BCSV (File format)

From Luma's Workshop
Revision as of 21:21, 21 April 2022 by Aurum (talk | contribs)
(diff) ← Older revision | Latest revision (diff) | Newer revision → (diff)
Jump to navigation Jump to search
The content described on this page is 100% documented.

BCSV stands for Binary Comma Separated Values and is the most common data format used in both Super Mario Galaxy games. Some older GameCube titles, such as Luigi's Mansion and Donkey Kong Jungle Beat, use this data format as well. As the name suggests, BCSV is a binary variant of comma-separated values (CSV). This means that the data is laid out in a table-like structure. The column names are hashed for faster access. The data is flatbuffer-like and is loaded directly into memory, meaning that it does not have to be deserialized first. The game supports reading data as signed and unsigned integers (8, 16 and 32 bit), single-precision floats and strings. All BCSV files are padded to the nearest 32 byte boundary with '@' (0x40). There is no consistent file extension for BCSV data. Instead, the game contains various BCSV, BANMT, BCAM, PA and TBL files. BCSV files that use TBL as their file extension are expected to be sorted in ascending order by some specific field. Each string is a null-terminated SHIFT-JIS (Codepage 932) encoded string.

Header

Each BCSV file starts with a header:

Offset Type Description
0x00 u32 Entry count
0x04 u32 Field count
0x08 u32 Offset to the entry data section
0x0C u32 The size of each entry in bytes

Fields Section

Right after the header comes the list of fields. The structure of a single field is as follows:

Offset Type Description
0x00 u32 Name hash
0x04 u32 Bitmask
0x08 u16 Offset to the data under this field in an individual entry
0x0A u8 Data shift amount
0x0B u8 The type of data that this field uses

Data types

Fields may cover one of the following data types:

Name ID Size (in bytes) Description
LONG 0x00 4 32-bit integer. Signedness is not specified. ANDed with the bitmask and shifted right by the field's shift amount.
STRING 0x01 32 Embedded string. Deprecated. Use STRING_OFFSET instead.
FLOAT 0x02 4 Single-precision floating-point value.
LONG_2 0x03 4 32-bit integer. Signedness is not specified.

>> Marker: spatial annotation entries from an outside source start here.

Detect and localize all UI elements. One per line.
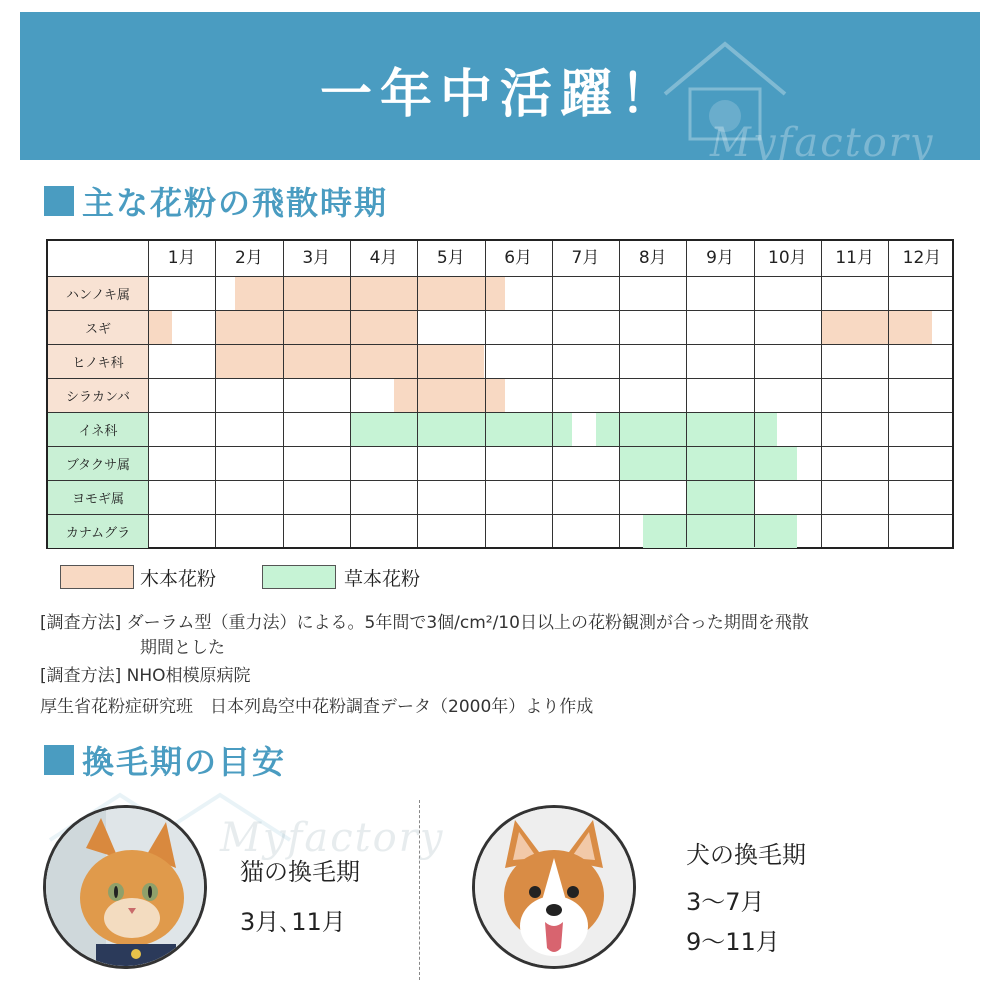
pollen-period-bar: [643, 514, 798, 548]
pollen-period-bar: [350, 412, 572, 446]
pollen-period-bar: [235, 276, 504, 310]
dog-shedding-period-autumn: 9〜11月: [686, 928, 780, 956]
grid-line: [686, 241, 687, 547]
grid-line: [48, 412, 952, 413]
month-header: 5月: [436, 248, 465, 268]
grid-line: [48, 310, 952, 311]
pollen-period-bar: [394, 378, 505, 412]
legend-herbaceous-swatch: [262, 565, 336, 589]
dog-shedding-title: 犬の換毛期: [686, 841, 806, 869]
month-header: 8月: [638, 248, 667, 268]
pollen-period-bar: [821, 310, 932, 344]
brand-watermark: Myfactory: [710, 120, 935, 166]
pollen-calendar-table: [46, 239, 954, 549]
grid-line: [485, 241, 486, 547]
month-header: 1月: [167, 248, 196, 268]
grid-line: [148, 241, 149, 547]
plant-label: ヨモギ属: [48, 480, 148, 514]
shedding-section-heading: [44, 740, 286, 780]
grid-line: [552, 241, 553, 547]
plant-label: スギ: [48, 310, 148, 344]
survey-method-note: [調査方法] ダーラム型（重力法）による。5年間で3個/cm²/10日以上の花粉観測が合った期間を飛散: [40, 613, 809, 633]
month-header: 4月: [369, 248, 398, 268]
header-banner: [20, 12, 980, 166]
plant-label: イネ科: [48, 412, 148, 446]
plant-label: ヒノキ科: [48, 344, 148, 378]
month-header: 6月: [504, 248, 533, 268]
dog-photo: [472, 805, 636, 969]
heading-text: 主な花粉の飛散時期: [82, 184, 389, 222]
month-header: 3月: [302, 248, 331, 268]
heading-marker-icon: [44, 186, 74, 216]
legend-woody-swatch: [60, 565, 134, 589]
grid-line: [619, 241, 620, 547]
dog-shedding-period-spring: 3〜7月: [686, 888, 765, 916]
pollen-period-bar: [619, 446, 797, 480]
cat-shedding-period: 3月､11月: [240, 908, 346, 936]
pollen-section-heading: [44, 181, 388, 221]
grid-line: [48, 480, 952, 481]
month-header: 9月: [706, 248, 734, 268]
month-header: 12月: [902, 248, 942, 268]
grid-line: [821, 241, 822, 547]
survey-method-note-cont: 期間とした: [140, 638, 225, 658]
legend-herbaceous-label: 草本花粉: [344, 568, 421, 590]
grid-line: [48, 378, 952, 379]
plant-label: ハンノキ属: [48, 276, 148, 310]
grid-line: [417, 241, 418, 547]
grid-line: [48, 514, 952, 515]
grid-line: [283, 241, 284, 547]
grid-line: [48, 446, 952, 447]
pet-divider: [419, 800, 420, 980]
data-source-note: 厚生省花粉症研究班 日本列島空中花粉調査データ（2000年）より作成: [40, 697, 594, 717]
month-header: 10月: [768, 248, 807, 268]
month-header: 2月: [235, 248, 263, 268]
plant-label: カナムグラ: [48, 514, 148, 548]
pollen-period-bar: [148, 310, 172, 344]
heading-marker-icon: [44, 745, 74, 775]
plant-label: ブタクサ属: [48, 446, 148, 480]
cat-shedding-title: 猫の換毛期: [240, 858, 360, 886]
grid-line: [48, 276, 952, 277]
legend-woody-label: 木本花粉: [140, 568, 217, 590]
month-header: 7月: [571, 248, 600, 268]
heading-text: 換毛期の目安: [82, 743, 287, 781]
grid-line: [754, 241, 755, 547]
grid-line: [888, 241, 889, 547]
pollen-period-bar: [215, 310, 417, 344]
grid-line: [350, 241, 351, 547]
pollen-period-bar: [686, 480, 753, 514]
brand-watermark-lower: Myfactory: [220, 815, 445, 861]
cat-photo: [43, 805, 207, 969]
page-title: 一年中活躍！: [319, 65, 680, 125]
month-header: 11月: [835, 248, 874, 268]
grid-line: [48, 344, 952, 345]
plant-label: シラカンバ: [48, 378, 148, 412]
grid-line: [215, 241, 216, 547]
survey-site-note: [調査方法] NHO相模原病院: [40, 666, 251, 686]
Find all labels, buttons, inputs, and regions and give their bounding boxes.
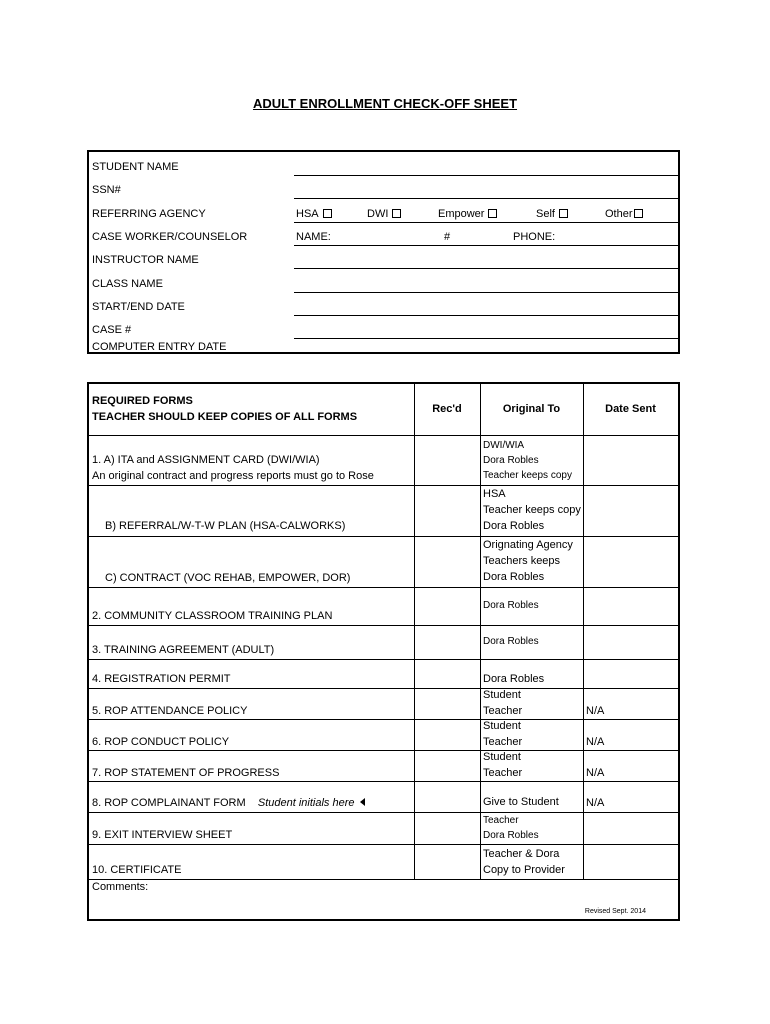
required-forms-heading: REQUIRED FORMS bbox=[92, 395, 193, 407]
form-name: 3. TRAINING AGREEMENT (ADULT) bbox=[92, 644, 275, 656]
row-divider bbox=[89, 625, 678, 626]
form-name: 7. ROP STATEMENT OF PROGRESS bbox=[92, 767, 280, 779]
student-name-field[interactable] bbox=[294, 175, 678, 176]
original-to: Copy to Provider bbox=[483, 864, 565, 876]
form-name: 10. CERTIFICATE bbox=[92, 864, 182, 876]
column-divider bbox=[583, 384, 584, 879]
original-to: Dora Robles bbox=[483, 830, 539, 841]
checkbox-icon[interactable] bbox=[323, 209, 332, 218]
case-worker-number-label: # bbox=[444, 231, 451, 243]
computer-entry-date-label: COMPUTER ENTRY DATE bbox=[92, 341, 227, 353]
original-to: Teacher keeps copy bbox=[483, 470, 572, 481]
original-to: Student bbox=[483, 751, 521, 763]
original-to: Student bbox=[483, 689, 521, 701]
triangle-left-icon bbox=[360, 798, 365, 806]
original-to: Dora Robles bbox=[483, 673, 545, 685]
original-to: Dora Robles bbox=[483, 520, 545, 532]
checkbox-icon[interactable] bbox=[488, 209, 497, 218]
agency-option-self[interactable]: Self bbox=[536, 208, 568, 220]
agency-option-dwi[interactable]: DWI bbox=[367, 208, 401, 220]
form-name: 2. COMMUNITY CLASSROOM TRAINING PLAN bbox=[92, 610, 333, 622]
row-divider bbox=[89, 587, 678, 588]
instructor-name-field[interactable] bbox=[294, 268, 678, 269]
case-worker-field[interactable] bbox=[294, 245, 678, 246]
column-divider bbox=[414, 384, 415, 879]
row-divider bbox=[89, 879, 678, 880]
checkbox-icon[interactable] bbox=[392, 209, 401, 218]
form-name: 6. ROP CONDUCT POLICY bbox=[92, 736, 230, 748]
original-to: Teacher bbox=[483, 815, 519, 826]
original-to-column-header: Original To bbox=[502, 403, 561, 415]
recd-column-header: Rec'd bbox=[432, 403, 462, 415]
original-to: Teacher bbox=[483, 705, 523, 717]
original-to: Teacher keeps copy bbox=[483, 504, 581, 516]
comments-label: Comments: bbox=[92, 881, 149, 893]
instructor-name-label: INSTRUCTOR NAME bbox=[92, 254, 199, 266]
original-to: Dora Robles bbox=[483, 600, 539, 611]
date-sent: N/A bbox=[586, 705, 605, 717]
form-name: 4. REGISTRATION PERMIT bbox=[92, 673, 231, 685]
agency-option-empower[interactable]: Empower bbox=[438, 208, 497, 220]
original-to: DWI/WIA bbox=[483, 440, 525, 451]
original-to: Dora Robles bbox=[483, 571, 545, 583]
row-divider bbox=[89, 719, 678, 720]
agency-option-other[interactable]: Other bbox=[605, 208, 643, 220]
original-to: Teacher bbox=[483, 736, 523, 748]
row-divider bbox=[89, 659, 678, 660]
case-worker-label: CASE WORKER/COUNSELOR bbox=[92, 231, 248, 243]
row-divider bbox=[89, 781, 678, 782]
row-divider bbox=[89, 435, 678, 436]
ssn-field[interactable] bbox=[294, 198, 678, 199]
agency-option-hsa[interactable]: HSA bbox=[296, 208, 332, 220]
original-to: Teachers keeps bbox=[483, 555, 561, 567]
original-to: Orignating Agency bbox=[483, 539, 573, 551]
student-name-label: STUDENT NAME bbox=[92, 161, 179, 173]
case-worker-name-label: NAME: bbox=[296, 231, 331, 243]
date-sent: N/A bbox=[586, 736, 605, 748]
row-divider bbox=[89, 688, 678, 689]
form-name: 1. A) ITA and ASSIGNMENT CARD (DWI/WIA) bbox=[92, 454, 320, 466]
referring-agency-line bbox=[294, 222, 678, 223]
row-divider bbox=[89, 536, 678, 537]
class-name-field[interactable] bbox=[294, 292, 678, 293]
start-end-date-label: START/END DATE bbox=[92, 301, 185, 313]
form-name: 8. ROP COMPLAINANT FORM Student initials here bbox=[92, 795, 365, 811]
original-to: Teacher & Dora bbox=[483, 848, 560, 860]
row-divider bbox=[89, 812, 678, 813]
form-name: 9. EXIT INTERVIEW SHEET bbox=[92, 829, 233, 841]
date-sent-column-header: Date Sent bbox=[605, 403, 656, 415]
original-to: Give to Student bbox=[483, 796, 559, 808]
form-name: B) REFERRAL/W-T-W PLAN (HSA-CALWORKS) bbox=[105, 520, 346, 532]
row-divider bbox=[89, 750, 678, 751]
date-sent: N/A bbox=[586, 767, 605, 779]
class-name-label: CLASS NAME bbox=[92, 278, 163, 290]
case-number-field[interactable] bbox=[294, 338, 678, 339]
teacher-note-heading: TEACHER SHOULD KEEP COPIES OF ALL FORMS bbox=[92, 411, 358, 423]
start-end-date-field[interactable] bbox=[294, 315, 678, 316]
original-to: Dora Robles bbox=[483, 455, 539, 466]
revision-note: Revised Sept. 2014 bbox=[584, 908, 646, 915]
ssn-label: SSN# bbox=[92, 184, 121, 196]
original-to: Teacher bbox=[483, 767, 523, 779]
form-name: 5. ROP ATTENDANCE POLICY bbox=[92, 705, 248, 717]
column-divider bbox=[480, 384, 481, 879]
case-number-label: CASE # bbox=[92, 324, 132, 336]
original-to: Student bbox=[483, 720, 521, 732]
row-divider bbox=[89, 485, 678, 486]
referring-agency-label: REFERRING AGENCY bbox=[92, 208, 206, 220]
original-to: Dora Robles bbox=[483, 636, 539, 647]
date-sent: N/A bbox=[586, 797, 605, 809]
case-worker-phone-label: PHONE: bbox=[513, 231, 556, 243]
checkbox-icon[interactable] bbox=[634, 209, 643, 218]
student-initials-note: Student initials here bbox=[257, 797, 355, 809]
page-title: ADULT ENROLLMENT CHECK-OFF SHEET bbox=[252, 96, 518, 111]
checkbox-icon[interactable] bbox=[559, 209, 568, 218]
row-divider bbox=[89, 844, 678, 845]
student-info-box bbox=[87, 150, 680, 354]
original-to: HSA bbox=[483, 488, 506, 500]
form-note: An original contract and progress reports must go to Rose bbox=[92, 470, 374, 482]
required-forms-table bbox=[87, 382, 680, 921]
form-name: C) CONTRACT (VOC REHAB, EMPOWER, DOR) bbox=[105, 572, 351, 584]
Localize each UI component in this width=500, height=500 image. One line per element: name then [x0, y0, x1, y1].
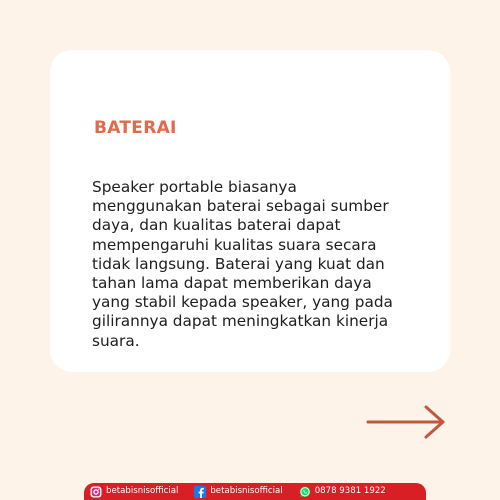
social-item-whatsapp[interactable] — [299, 483, 386, 500]
social-footer-bar — [84, 483, 426, 500]
whatsapp-icon — [299, 486, 311, 498]
content-card — [50, 50, 450, 372]
card-heading: BATERAI — [94, 118, 177, 138]
instagram-handle: betabisnisofficial — [106, 486, 179, 496]
arrow-right-icon[interactable] — [366, 404, 446, 440]
facebook-icon — [194, 486, 206, 498]
facebook-handle: betabisnisofficial — [210, 486, 283, 496]
social-item-facebook[interactable] — [194, 483, 282, 500]
instagram-icon — [90, 486, 102, 498]
social-item-instagram[interactable] — [90, 483, 178, 500]
card-body-text: Speaker portable biasanya menggunakan baterai sebagai sumber daya, dan kualitas baterai dapat mempengaruhi kualitas suara secara tidak langsung. Baterai yang kuat dan tahan lama dapat memberikan daya yang stabil kepada speaker, yang pada gilirannya dapat meningkatkan kinerja suara. — [92, 178, 393, 350]
whatsapp-number: 0878 9381 1922 — [314, 486, 386, 496]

ANDed with the bitmask and shifted right by the field's shift amount.
SHORT 0x04 2 16-bit integer. Signedness is not specified. ANDed with the bitmask and shifted right by the field's shift amount.
CHAR 0x05 8 8-bit integer. Signedness is not specified. ANDed with the bitmask and shifted right by the field's shift amount.
STRING_OFFSET 0x06 4 32-bit offset into string table.

Field Order & Entry Size

For efficiency and hardware limitations, the field offsets and total entry size are calculated depending on a special ordering of the fields. This only affects the order of the data in an entry and not the order of the fields in this section. When saving, the tool should ensure that the field offsets and total entry size are calculated depending on this order: STRING < FLOAT < LONG < LONG_2 < SHORT < CHAR < STRING_OFFSET. A sample implementation from pyjmap can be found on Github which shows how to calculate these properly.

Data Section

Contains the individual data entries. The structure of their data is specified by the BCSV's fields. Each entry is aligned to four bytes.

String Pool

Right after the data comes the string pool which contains all strings used within the BCSV.